Five Steps To Making Clutter-Conquering Choices - BusinessBlog : McGraw-Hill

Five Steps To Making Clutter-Conquering Choices

Guest post byHarriet Schechter, author of  Let Go of Clutter.

Conquering clutter is about being aware of the choices you have every day and choosing to consciously avoid or limit what will complicate your life.  I once received a department store credit card offer that announced  in bold letters on the envelope, “Say YES to MORE of EVERYTHNG!”

That’s exactly what we don’t need, I decided, and tore it up.

But that brazen command to “say YES” got me thinking about how natural it seems for many people to say yes to incoming clutter—instead of choosing to say no. Has “yes” become a reflex instead of a choice?

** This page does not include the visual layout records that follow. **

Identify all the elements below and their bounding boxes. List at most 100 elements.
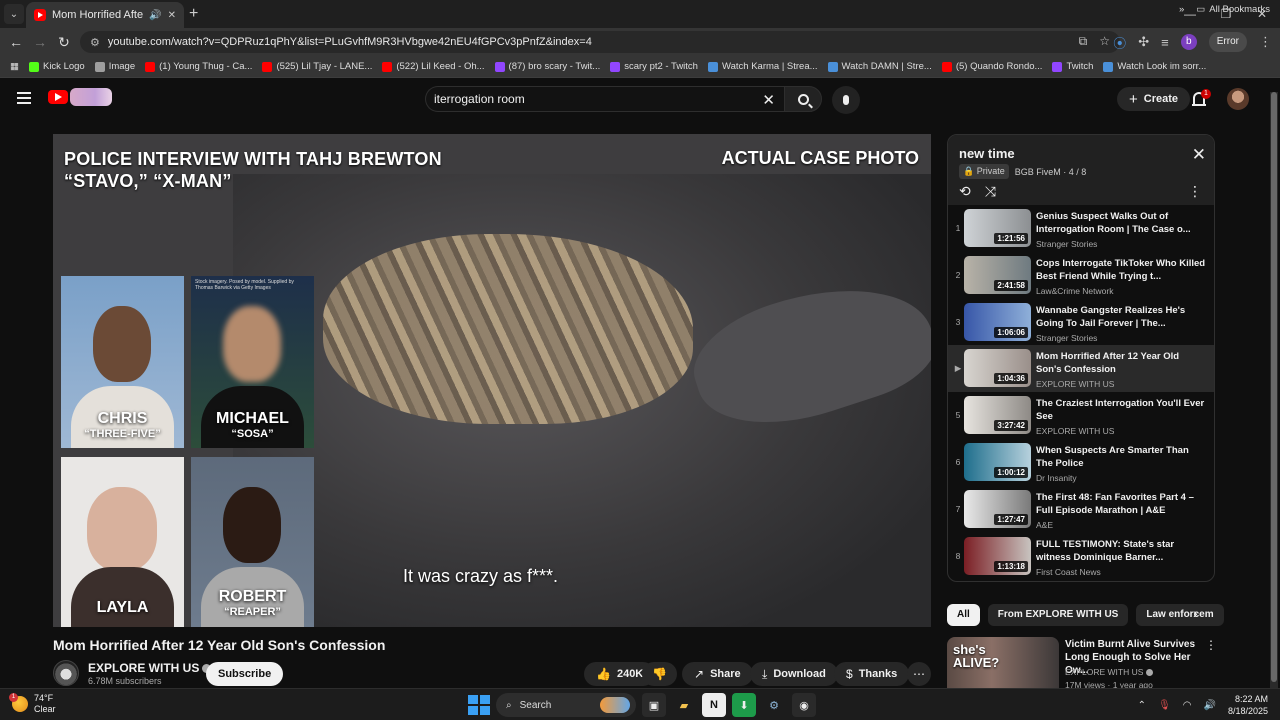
dislike-button[interactable]: 👎	[642, 662, 677, 686]
channel-avatar[interactable]	[53, 660, 79, 686]
active-tab[interactable]: Mom Horrified After 12 Year 🔊 ✕	[26, 2, 184, 28]
bookmark-item[interactable]: (87) bro scary - Twit...	[494, 61, 600, 72]
playlist-item[interactable]: ▶ 1:04:36 Mom Horrified After 12 Year Old …	[948, 345, 1214, 393]
video-player[interactable]: POLICE INTERVIEW WITH TAHJ BREWTON “STAV…	[53, 134, 931, 627]
playlist-item-title[interactable]: FULL TESTIMONY: State's star witness Dom…	[1036, 538, 1206, 564]
scrollbar-thumb[interactable]	[1271, 92, 1277, 682]
channel-name-link[interactable]: EXPLORE WITH US	[88, 661, 199, 675]
playlist-item-thumbnail[interactable]: 1:06:06	[964, 302, 1031, 341]
bookmark-item[interactable]: (5) Quando Rondo...	[941, 61, 1042, 72]
apps-grid-icon[interactable]: ▦	[10, 61, 19, 72]
windows-start-icon[interactable]	[466, 693, 490, 717]
puzzle-icon[interactable]: ✣	[1138, 34, 1149, 50]
playlist-item-title[interactable]: Cops Interrogate TikToker Who Killed Bes…	[1036, 257, 1206, 283]
thanks-button[interactable]: $ Thanks	[834, 662, 910, 686]
steam-icon[interactable]: ⚙	[762, 693, 786, 717]
volume-icon[interactable]: 🔊	[1204, 700, 1216, 711]
menu-dots-icon[interactable]: ⋮	[1259, 34, 1272, 50]
clear-search-icon[interactable]: ✕	[762, 91, 775, 109]
bookmark-item[interactable]: Image	[94, 61, 135, 72]
playlist-item[interactable]: 5 3:27:42 The Craziest Interrogation You'l…	[948, 392, 1214, 439]
chrome-icon[interactable]: ◉	[792, 693, 816, 717]
tray-overflow-icon[interactable]: ⌃	[1138, 700, 1146, 711]
search-button[interactable]	[784, 86, 822, 112]
channel-name[interactable]: EXPLORE WITH US	[88, 661, 212, 675]
profile-avatar[interactable]: b	[1180, 34, 1197, 50]
all-bookmarks-folder[interactable]: ▭ All Bookmarks	[1196, 4, 1270, 15]
playlist-close-icon[interactable]: ✕	[1192, 145, 1206, 165]
playlist-item-thumbnail[interactable]: 1:04:36	[964, 349, 1031, 388]
playlist-item[interactable]: 7 1:27:47 The First 48: Fan Favorites Part…	[948, 486, 1214, 533]
voice-search-button[interactable]	[832, 86, 860, 114]
green-app-icon[interactable]: ⬇	[732, 693, 756, 717]
back-button[interactable]: ←	[4, 34, 28, 50]
bookmarks-overflow-icon[interactable]: »	[1179, 4, 1184, 15]
playlist-item-thumbnail[interactable]: 1:13:18	[964, 536, 1031, 575]
filter-chip[interactable]: All	[947, 604, 980, 626]
playlist-title[interactable]: new time	[959, 146, 1015, 161]
speaker-icon[interactable]: 🔊	[149, 10, 161, 21]
extension-icon[interactable]: ⦿	[1113, 33, 1126, 52]
playlist-item[interactable]: 1 1:21:56 Genius Suspect Walks Out of Inte…	[948, 205, 1214, 252]
forward-button[interactable]: →	[28, 34, 52, 50]
recommended-channel-link[interactable]: EXPLORE WITH US	[1065, 667, 1143, 677]
account-avatar[interactable]	[1227, 88, 1249, 110]
playlist-item-thumbnail[interactable]: 1:00:12	[964, 442, 1031, 481]
error-button[interactable]: Error	[1208, 32, 1247, 52]
recommended-menu-icon[interactable]: ⋮	[1205, 638, 1217, 652]
search-input[interactable]	[434, 92, 754, 106]
bookmark-item[interactable]: Watch Karma | Strea...	[707, 61, 818, 72]
media-control-icon[interactable]: ≡	[1161, 35, 1169, 50]
youtube-doodle[interactable]	[70, 88, 112, 106]
tab-close-icon[interactable]: ✕	[168, 10, 176, 21]
playlist-item-title[interactable]: Wannabe Gangster Realizes He's Going To …	[1036, 304, 1206, 330]
address-bar[interactable]: ⚙ youtube.com/watch?v=QDPRuz1qPhY&list=P…	[80, 31, 1120, 53]
playlist-item-thumbnail[interactable]: 3:27:42	[964, 396, 1031, 435]
playlist-item-title[interactable]: Mom Horrified After 12 Year Old Son's Co…	[1036, 350, 1206, 376]
wifi-icon[interactable]: ◠	[1183, 700, 1192, 711]
playlist-menu-icon[interactable]: ⋮	[1188, 183, 1202, 200]
hamburger-menu-icon[interactable]	[17, 92, 31, 104]
more-actions-icon[interactable]: ⋯	[907, 662, 931, 686]
bookmark-star-icon[interactable]: ☆	[1099, 34, 1110, 49]
download-button[interactable]: ⤓ Download	[750, 662, 838, 686]
bookmark-item[interactable]: Watch DAMN | Stre...	[827, 61, 932, 72]
recommended-channel[interactable]: EXPLORE WITH US	[1065, 667, 1154, 677]
filter-chip[interactable]: From EXPLORE WITH US	[987, 604, 1129, 626]
weather-widget[interactable]: 1 74°F Clear	[9, 693, 56, 715]
share-button[interactable]: ↗ Share	[682, 662, 753, 686]
playlist-item[interactable]: 8 1:13:18 FULL TESTIMONY: State's star wit…	[948, 533, 1214, 580]
taskbar-clock[interactable]: 8:22 AM 8/18/2025	[1228, 693, 1268, 717]
playlist-item-title[interactable]: The Craziest Interrogation You'll Ever S…	[1036, 397, 1206, 423]
taskbar-search[interactable]: ⌕ Search	[496, 693, 636, 717]
site-info-icon[interactable]: ⚙	[90, 36, 100, 49]
loop-icon[interactable]: ⟲	[959, 183, 971, 200]
bookmark-item[interactable]: Kick Logo	[28, 61, 85, 72]
bookmark-item[interactable]: scary pt2 - Twitch	[610, 61, 698, 72]
bookmark-item[interactable]: (522) Lil Keed - Oh...	[382, 61, 485, 72]
youtube-logo-icon[interactable]	[48, 90, 68, 104]
reload-button[interactable]: ↻	[52, 34, 76, 51]
playlist-item-thumbnail[interactable]: 1:21:56	[964, 209, 1031, 247]
filter-chip[interactable]: Law enforcem	[1136, 604, 1224, 626]
notion-icon[interactable]: N	[702, 693, 726, 717]
bookmark-item[interactable]: Watch Look im sorr...	[1103, 61, 1206, 72]
chevron-right-icon[interactable]: ›	[1193, 605, 1198, 621]
new-tab-button[interactable]: +	[189, 5, 198, 23]
recommended-thumbnail[interactable]: she's ALIVE?	[947, 637, 1059, 689]
playlist-item-thumbnail[interactable]: 2:41:58	[964, 255, 1031, 294]
create-button[interactable]: + Create	[1117, 87, 1191, 111]
playlist-item[interactable]: 3 1:06:06 Wannabe Gangster Realizes He's G…	[948, 299, 1214, 346]
page-scrollbar[interactable]	[1270, 92, 1278, 688]
playlist-item[interactable]: 2 2:41:58 Cops Interrogate TikToker Who Ki…	[948, 252, 1214, 299]
playlist-item-title[interactable]: When Suspects Are Smarter Than The Polic…	[1036, 444, 1206, 470]
install-app-icon[interactable]: ⧉	[1079, 34, 1088, 49]
tab-search-button[interactable]: ⌄	[4, 4, 24, 24]
playlist-item[interactable]: 6 1:00:12 When Suspects Are Smarter Than T…	[948, 439, 1214, 486]
bookmark-item[interactable]: (1) Young Thug - Ca...	[145, 61, 252, 72]
bookmark-item[interactable]: (525) Lil Tjay - LANE...	[262, 61, 372, 72]
microphone-tray-icon[interactable]: 🎙	[1158, 700, 1171, 711]
subscribe-button[interactable]: Subscribe	[206, 662, 284, 686]
playlist-item-thumbnail[interactable]: 1:27:47	[964, 489, 1031, 528]
bookmark-item[interactable]: Twitch	[1052, 61, 1093, 72]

If your answer is (I hate to say it) “yes,” here’s how to get in the habit of choosing to limit your clutter quota.

Here are Five Steps to Making Clutter-Conquering Choices

  1. Be  Aware. Be aware of each opportunity to make a choice as it presents itself.  Be aware means “beware”; clutter possibilities may lurk behind even the most innocent-seeming requests and offers (such as “Invitations to connect”, “free” gift-with-purchase, and rewards programs). And be aware that you don’t always have to say no, just as you don’t always have to say yes.
  2. Question. Question the value of things that are presented to you as “free,” “important,” “‘valuable,” or any other highly subjective terms. For example, is it really free if it costs you time or energy? How important is it, exactly? What is the real value of a supposedly valuable offer or object? Ask yourself, “If I had never learned of this offer or item, would I be OK?”
  3. Wait. Don’t let yourself be rushed into making a decision; most choices can wait. Use this Samurai philosophy: “Refrain until you can respond instead of react.” For example, when faced with a “Special Deal—Buy Now and Save!” offer for something you don’t urgently need, instead of reacting with  “I’d better get this now in case the price goes up,” you could  tell yourself, “I’ll wait to get this because the price may go down.”
  4. Acknowledge.   Acknowledge that you’re making a conscious choice by saying  “I am choosing to….”  You are more powerful when you choose than when you allow circumstances  or others to choose for you. Reinforce your power by reminding yourself that you are capable of making effective choices, and acknowledge yourself for all the times you have chosen well.
  5. Trust. Trust that you have made the best possible choice for any given moment; let go of the choice and move on. Trust is what enables you to part with past choices instead of mourning the road not taken, allowing you to keep moving forward with confidence. It frees you from endlessly second-guessing yourself with “what-ifs” and torturing  your mind with “shoulda’s”‘ which only add to your mental clutter.

As one of the pioneers of the field of professional organizing, Harriet Schechter developed a reputation as a top organizing expert. She became a popular speaker and workshop instructor, developing courses on organizing and time management for adult education providers such as San Diego State University College of Extended Studies and The Learning Annex.